It’s always sad when a great story fails to stand up to the historians. We all like Longfellow’s version of the ride but, it seems, he was only one of many and never uttered the now famous warning about the Brits. Unfortunately, the modern warning will stand up to the test of history. It’s a matter of fact that there was a Boom in births between 1946 and 1964. Worse, it’s also a matter of fact that the so-called Hippie generation is more heavily into street drugs like marijuana and the legal highs of prescription drugs than any other group in the US. Ask anyone connected to the federal Substance Abuse Administration and they will tell you the same story. The number of people aged 50 and more who abuse drugs is rising fast. Why should this matter? Well, the health care service includes drug-treatment programs that are supposed to help people through the pain of withdrawal and to teach coping strategies for life after dependence. As the population ages, a wave of people who have consistently used a significant range of different substances is going to begin encountering health problems. You cannot abuse these substances indefinitely and avoid the adverse physical consequences. The expectation is that the treatment programs will collapse unless, at a minimum, the number of treatment facilities doubles over the next five to ten years. Worse, the older people are, the more expensive it is to treat them.
What is the main health problem going to be? As bodies age, everything slows down. In particular, the liver and kidney lose efficiency and do not clear drugs from the blood stream as quickly. If older people are also starting up new treatments, say for high blood pressure, the drugs could interact and cause major adverse side effects. There could also be problems for physicians as they try to diagnose diseases and disorders. For example, there is clear evidence that the long-term use of marijuana causes some memory loss. How is this to be distinguished from the memory problems stemming from the early onset of Alzheimer’s? At present, there is no clear evidence as to how often physicians ask their patients about substance abuse. Just as important, there is no evidence about how honestly patients answer questions about their sometimes illegal drug use. It is obvious to the federal government that there should be routine screening of all patients aged 50 or more. This would cover the spectrum of substance abuse from alcohol and nicotine to painkillers. All patients should be counseled on the need to quit. But patients may fear admissions of illegal drug use may end up on their records. At the least, this will damage their reputation, but it could result in prosecution.

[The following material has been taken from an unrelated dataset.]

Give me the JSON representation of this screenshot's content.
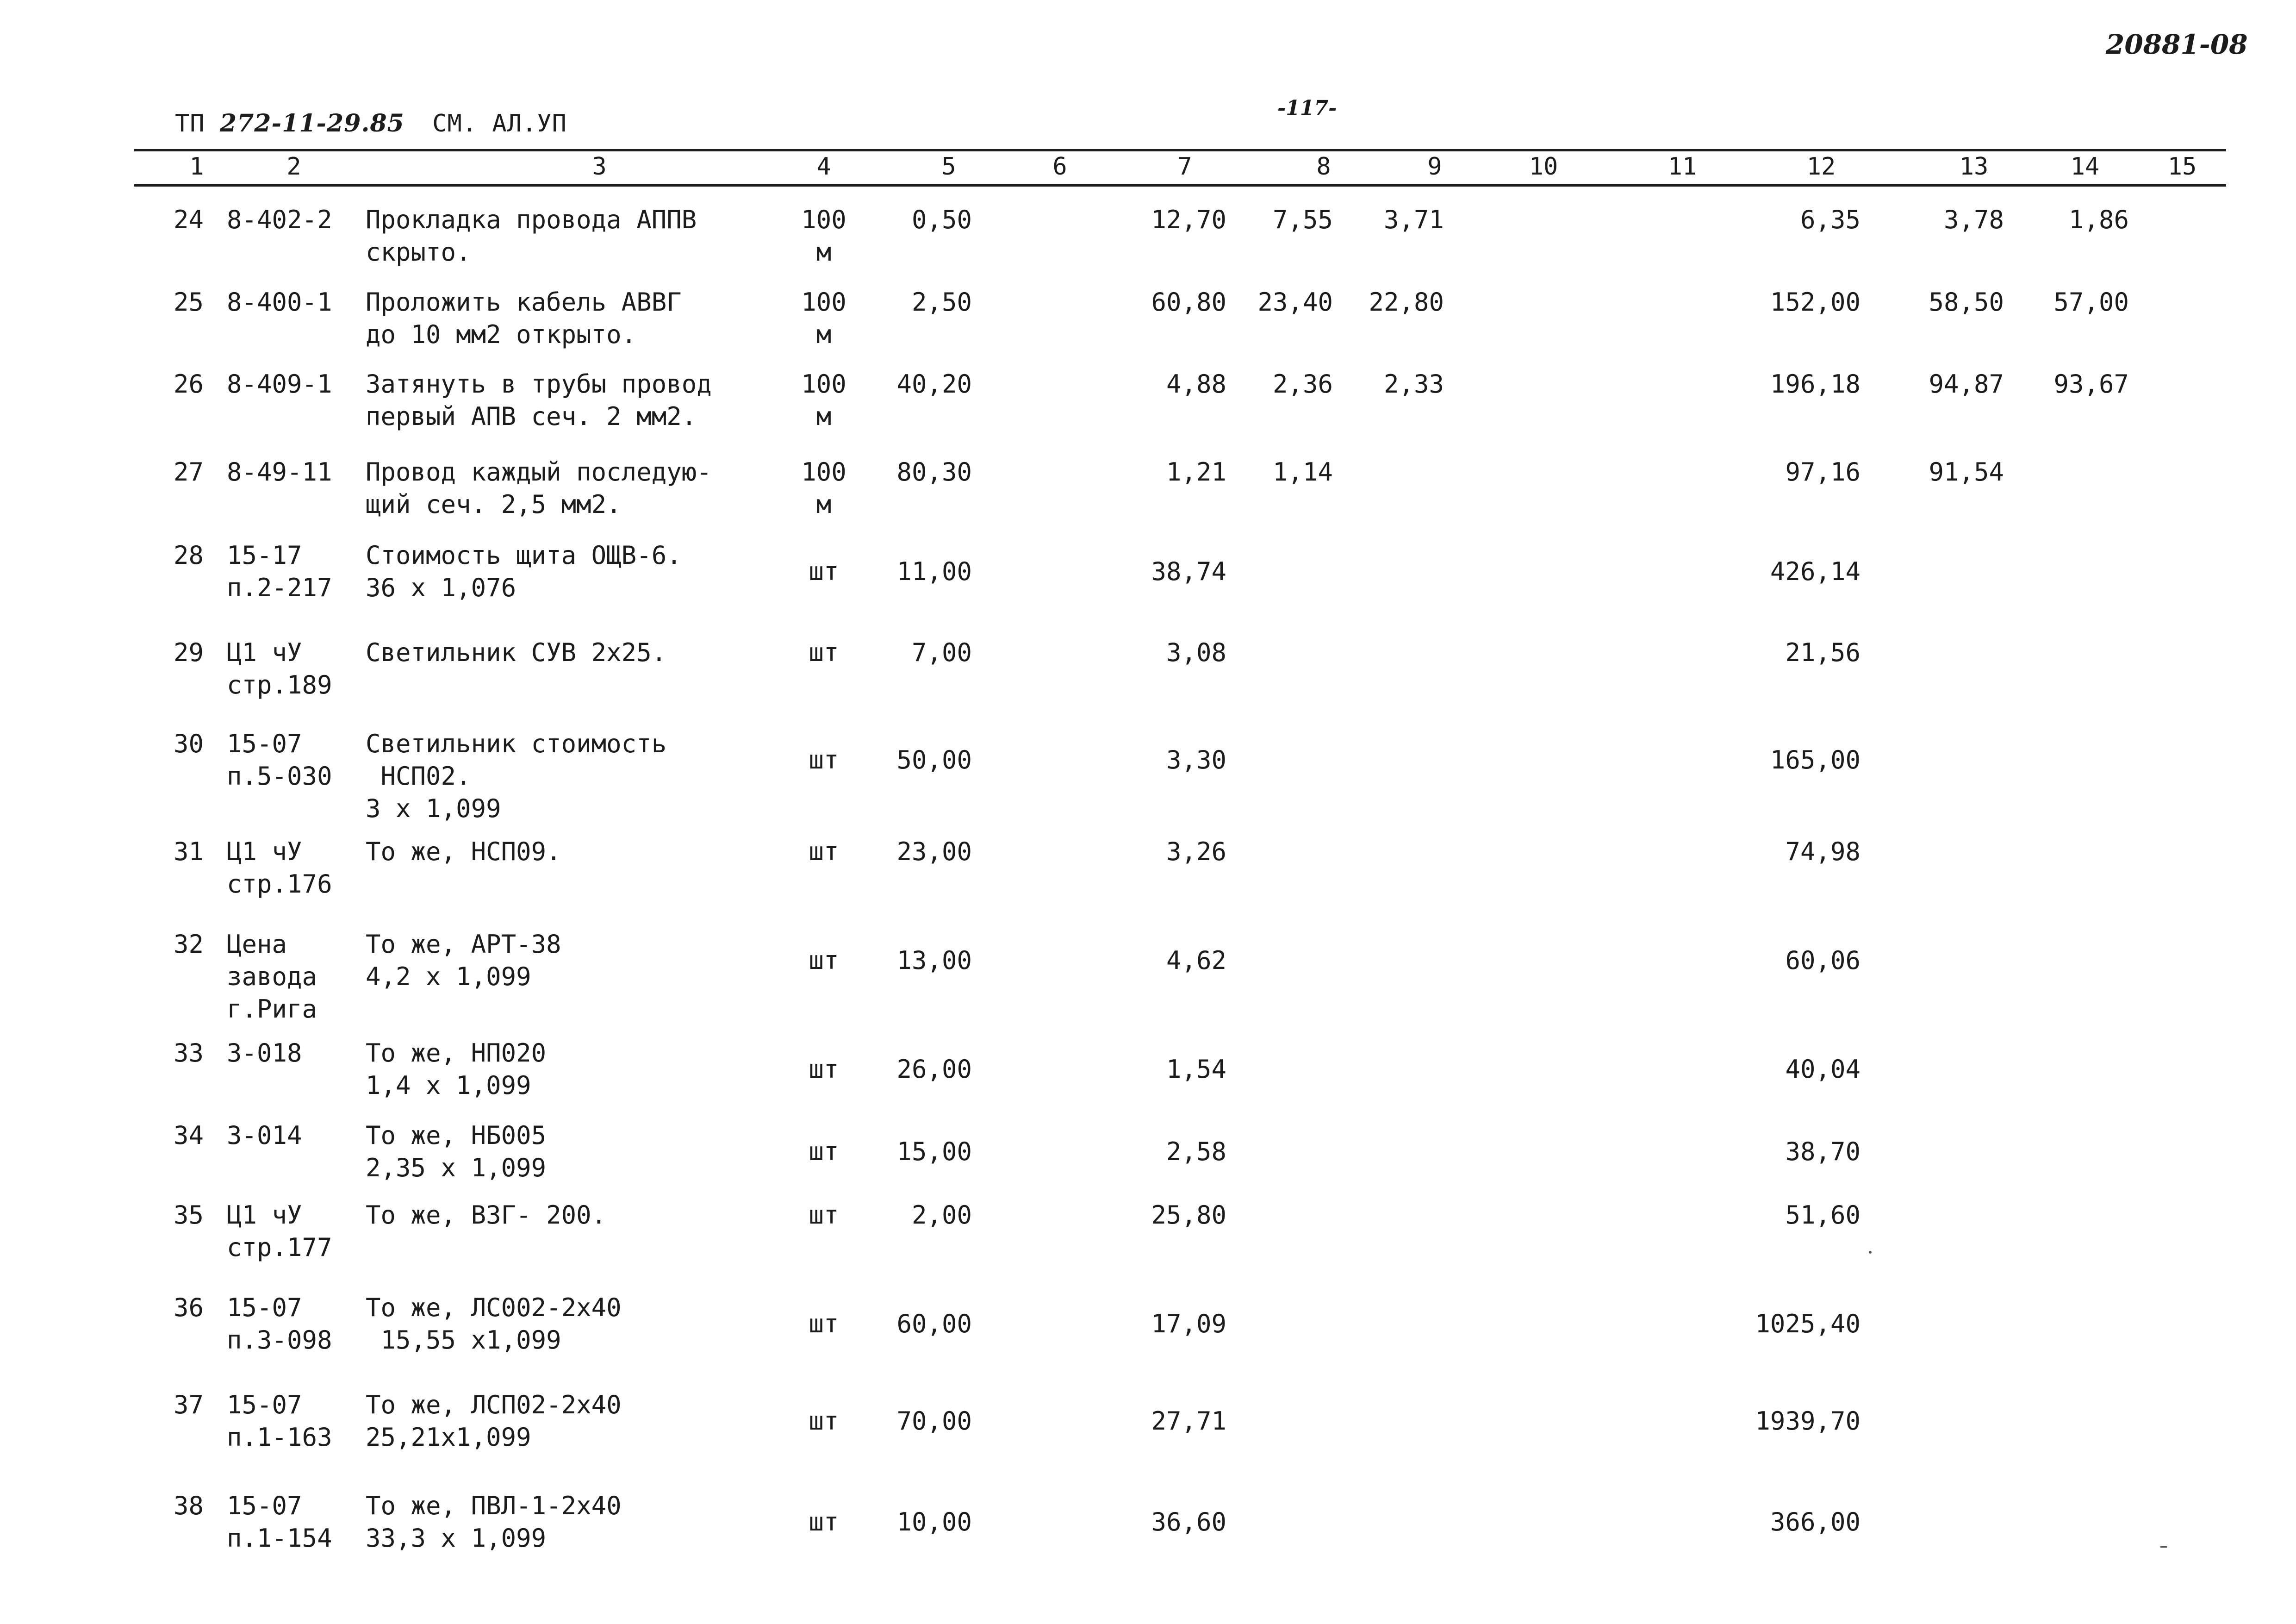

In terms of prescription drugs, the most often abused are the anti-anxiety and treatments for insomnia, mainly ambien. There is a reflex in physicians when their older patients report problems in sleeping. This is an expected aspect of growing old. People lose their jobs. They start feeling socially useless. This leads to stress and some depression which interferes with normal sleep patterns. Only a few physicians are trained in geriatrics. They neglect to ask about lifestyles and just write the standard prescription for ambien. While none of this changes the facts about ambien which remains the best of the drugs to treat insomnia. It should alert all Boomers about the need to review lifestyle with their physicians and, if possible, cut down or quit nonessential drug use.